Not exactly an auspicious start, said current foundry president Angus R. Callender.
Yet the business climate for the 100-year-old Winona company seems remarkably better than those first few meetings.
The foundry, which was originally started in Racine, Wis., recently celebrated its 100-year anniversary with a tour for employees’ family and friends and a cookout.
Most Winonans have driven by the Mark Street plant. Few know what goes on inside. Still, Callender said, that doesn’t stop some from making assumptions — like the foundry must be a dark, dingy place, or that the smoke coming from the stacks must be laden with pollution.
Tour groups walked through the 135,000-square-foot facility that has a good amount of natural light, swept floors and fresh air constantly flowing through it.
Callender said most people can see the smokestack from the facility. Few people know it’s 99 percent steam.
Even fewer know about the pits of scrap iron in the back. More than 90 percent of the foundry’s iron comes from places like nearby Miller Scrap.
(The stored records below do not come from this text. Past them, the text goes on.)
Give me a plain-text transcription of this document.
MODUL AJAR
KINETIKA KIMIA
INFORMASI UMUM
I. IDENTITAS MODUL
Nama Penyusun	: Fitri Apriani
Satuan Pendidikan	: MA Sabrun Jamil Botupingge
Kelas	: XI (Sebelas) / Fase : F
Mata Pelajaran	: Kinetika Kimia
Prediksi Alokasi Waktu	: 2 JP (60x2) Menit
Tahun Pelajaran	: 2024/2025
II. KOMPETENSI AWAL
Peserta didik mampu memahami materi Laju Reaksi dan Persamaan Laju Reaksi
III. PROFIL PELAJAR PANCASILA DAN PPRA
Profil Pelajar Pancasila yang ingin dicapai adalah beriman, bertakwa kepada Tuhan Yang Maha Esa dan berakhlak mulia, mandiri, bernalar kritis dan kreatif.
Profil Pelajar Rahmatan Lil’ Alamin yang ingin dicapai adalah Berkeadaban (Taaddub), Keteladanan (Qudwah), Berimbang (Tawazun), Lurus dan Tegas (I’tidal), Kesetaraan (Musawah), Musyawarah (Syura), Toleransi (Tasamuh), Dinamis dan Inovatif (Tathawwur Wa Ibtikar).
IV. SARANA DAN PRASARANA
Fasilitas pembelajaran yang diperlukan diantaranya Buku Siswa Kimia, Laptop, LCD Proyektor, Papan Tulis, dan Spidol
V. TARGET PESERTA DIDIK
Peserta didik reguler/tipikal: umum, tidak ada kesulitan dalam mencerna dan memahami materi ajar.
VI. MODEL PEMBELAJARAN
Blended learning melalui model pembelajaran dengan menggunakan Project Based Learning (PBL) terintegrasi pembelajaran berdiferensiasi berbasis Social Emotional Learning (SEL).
Old brake drums and engine blocks from Winona become part of the next industrial centrifugal air conditioner compressors for Trane.
Badger Foundry has more than 80 clients, yet like so many Winona manufacturers what’s being built inside aren’t everyday household products. However, the names are familiar — Caterpiller, Trane, Allison Transmissions.
The Winona foundry employs around 150 people currently. That number can vacillate to as many as 200, sometimes it can even dip below 100.
Regardless of numbers, Badger is becoming a rarity — not only for its length of business, but staying in business.